Americana
- Author: Don DeLillo
- Language: English
- Genre: Novel
- Publisher: Houghton Mifflin
- Publication date: 1971
- Publication place: United States
- Media type: Print (hardcover and paperback)
- Pages: 388 pp (hardcover first edition)
- ISBN: 0-395-12094-2
- OCLC: 137561
- Dewey Decimal: 813/.5/4
- LC Class: PZ4.D346 Am PS3554.E4425
- Followed by: End Zone

= Americana (novel) =

1971 novel by Don DeLillo

Americana (1971) is American novelist Don DeLillo's first book.
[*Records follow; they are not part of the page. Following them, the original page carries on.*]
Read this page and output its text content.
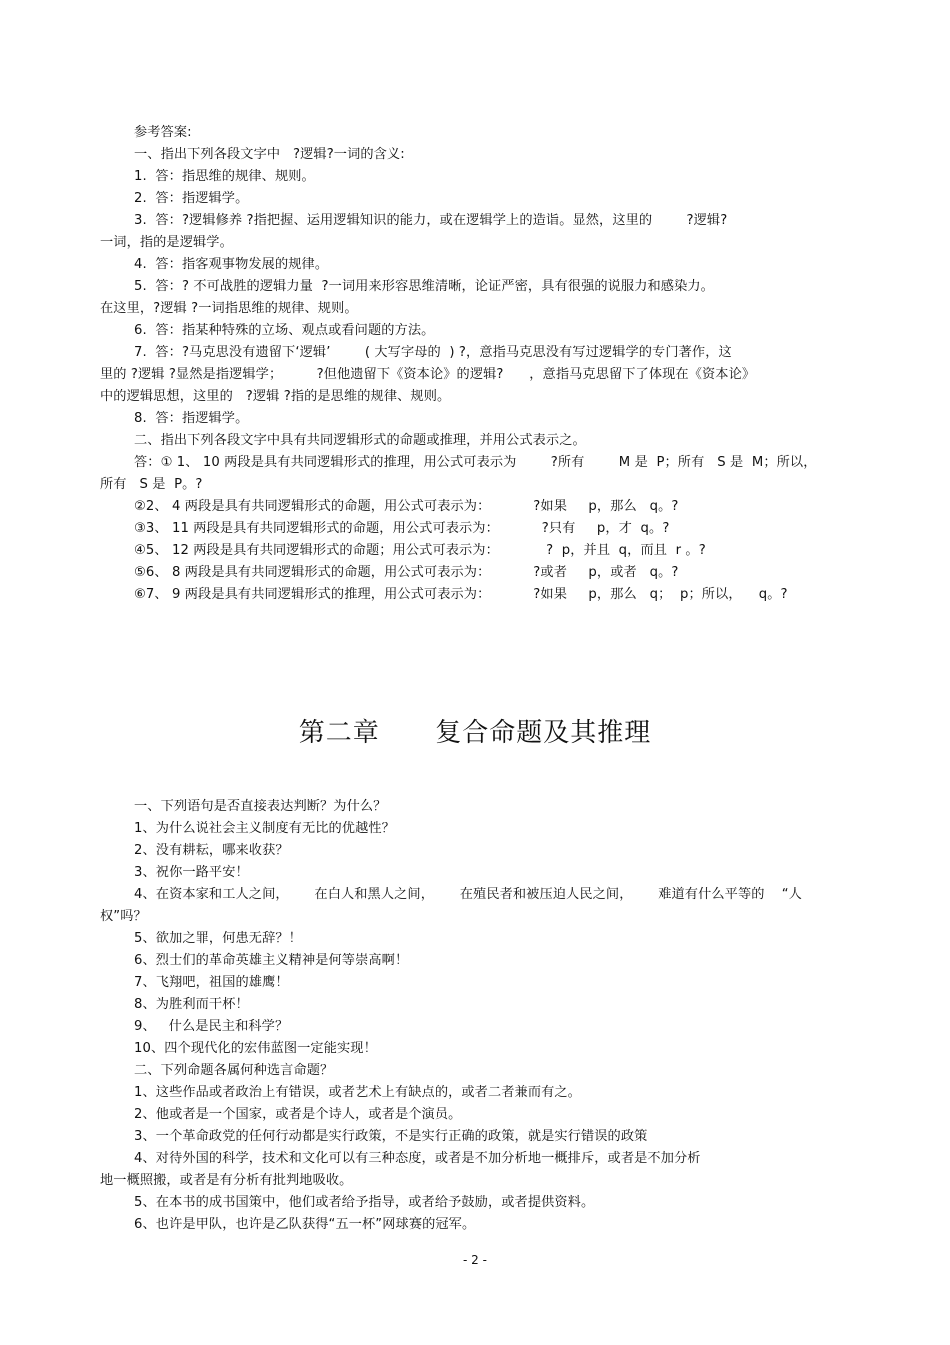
参考答案:
一、指出下列各段文字中   ?逻辑?一词的含义:
1.  答：指思维的规律、规则。
2.  答：指逻辑学。
3.  答：?逻辑修养 ?指把握、运用逻辑知识的能力，或在逻辑学上的造诣。显然，这里的        ?逻辑?
一词，指的是逻辑学。
4.  答：指客观事物发展的规律。
5.  答：? 不可战胜的逻辑力量  ?一词用来形容思维清晰，论证严密，具有很强的说服力和感染力。
在这里，?逻辑 ?一词指思维的规律、规则。
6.  答：指某种特殊的立场、观点或看问题的方法。
7.  答：?马克思没有遗留下‘逻辑’        ( 大写字母的  ) ?，意指马克思没有写过逻辑学的专门著作，这
里的 ?逻辑 ?显然是指逻辑学；        ?但他遗留下《资本论》的逻辑?      ，意指马克思留下了体现在《资本论》
中的逻辑思想，这里的   ?逻辑 ?指的是思维的规律、规则。
8.  答：指逻辑学。
二、指出下列各段文字中具有共同逻辑形式的命题或推理，并用公式表示之。
答：① 1、 10 两段是具有共同逻辑形式的推理，用公式可表示为        ?所有        M 是  P；所有   S 是  M；所以，
所有   S 是  P。?
②2、 4 两段是具有共同逻辑形式的命题，用公式可表示为：          ?如果     p，那么   q。?
③3、 11 两段是具有共同逻辑形式的命题，用公式可表示为：          ?只有     p，才  q。?
④5、 12 两段是具有共同逻辑形式的命题；用公式可表示为：           ?  p，并且  q，而且  r 。?
⑤6、 8 两段是具有共同逻辑形式的命题，用公式可表示为：          ?或者     p，或者   q。?
⑥7、 9 两段是具有共同逻辑形式的推理，用公式可表示为：          ?如果     p，那么   q；  p；所以，    q。?
第二章      复合命题及其推理
一、下列语句是否直接表达判断？为什么？
1、为什么说社会主义制度有无比的优越性？
2、没有耕耘，哪来收获？
3、祝你一路平安！
4、在资本家和工人之间，      在白人和黑人之间，      在殖民者和被压迫人民之间，      难道有什么平等的    “人
权”吗？
5、欲加之罪，何患无辞？！
6、烈士们的革命英雄主义精神是何等崇高啊！
7、飞翔吧，祖国的雄鹰！
8、为胜利而干杯！
9、   什么是民主和科学？
10、四个现代化的宏伟蓝图一定能实现！
二、下列命题各属何种选言命题？
1、这些作品或者政治上有错误，或者艺术上有缺点的，或者二者兼而有之。
2、他或者是一个国家，或者是个诗人，或者是个演员。
3、一个革命政党的任何行动都是实行政策，不是实行正确的政策，就是实行错误的政策
4、对待外国的科学，技术和文化可以有三种态度，或者是不加分析地一概排斥，或者是不加分析
地一概照搬，或者是有分析有批判地吸收。
5、在本书的成书国策中，他们或者给予指导，或者给予鼓励，或者提供资料。
6、也许是甲队，也许是乙队获得“五一杯”网球赛的冠军。
- 2 -
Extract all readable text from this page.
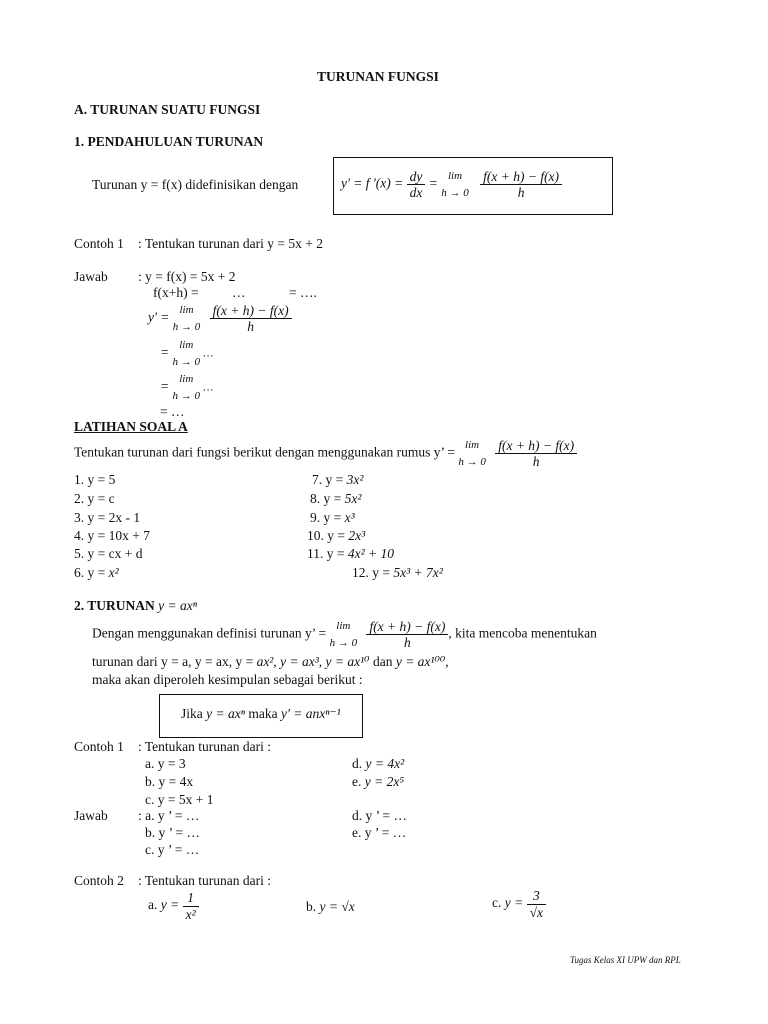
TURUNAN FUNGSI
A. TURUNAN SUATU FUNGSI
1. PENDAHULUAN TURUNAN
Turunan y = f(x) didefinisikan dengan	y' = f '$(x) = \frac{dy}{dx} = \lim$
h → 0
$\frac{f(x + h) - f(x)}{h}$
Contoh 1 : Tentukan turunan dari y = 5x + 2
Jawab : y = f(x) = 5x + 2
f(x+h) = …	= ….
y' = lim
h → 0
$\frac{f(x + h) - f(x)}{h}$
= lim
h → 0
…
= lim
h → 0
…
= …
LATIHAN SOAL A
Tentukan turunan dari fungsi berikut dengan menggunakan rumus y’ = lim
h → 0
$\frac{f(x + h) - f(x)}{h}$
1. y = 5
2. y = c
3. y = 2x - 1
4. y = 10x + 7
5. y = cx + d
6. y = x²
7. y = 3x²
8. y = 5x²
9. y = x³
10. y = 2x³
11. y = 4x² + 10
12. y = 5x³ + 7x²
2. TURUNAN y = axⁿ
Dengan menggunakan definisi turunan y’ = lim
h → 0
$\frac{f(x + h) - f(x)}{h}$ , kita mencoba menentukan
turunan dari y = a, y = ax, y = ax², y = ax³, y = ax¹⁰ dan y = ax¹⁰⁰,
maka akan diperoleh kesimpulan sebagai berikut :
Jika y = axⁿ maka y' = anxⁿ⁻¹
Contoh 1 : Tentukan turunan dari :
a. y = 3
b. y = 4x
c. y = 5x + 1
d. y = 4x²
e. y = 2x⁵
Jawab : a. y ’ = …
b. y ’ = …
c. y ’ = …
d. y ’ = …
e. y ’ = …
Contoh 2 : Tentukan turunan dari :
a. $y = \frac{1}{\text{x²}}$	b. y = √x	c. $y = \frac{3}{√x}$
Tugas Kelas XI UPW dan RPL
DeLillo conceived the novel while traveling through Maine with friends.

==Content==
The book is narrated by David Bell, a former television executive turned avant-garde filmmaker. Beginning with an exploration of the malaise of the modern corporate man, the novel turns into an interrogation of film's power to misrepresent reality as Bell creates an autobiographical road-movie. The story addresses roots of American pathology and introduces themes DeLillo expanded upon in The Names (1982), White Noise (1985), and Libra (1988). The first half of the novel can be viewed as a critique of the corporate world while the second half articulates the fears and dilemmas of contemporary American life.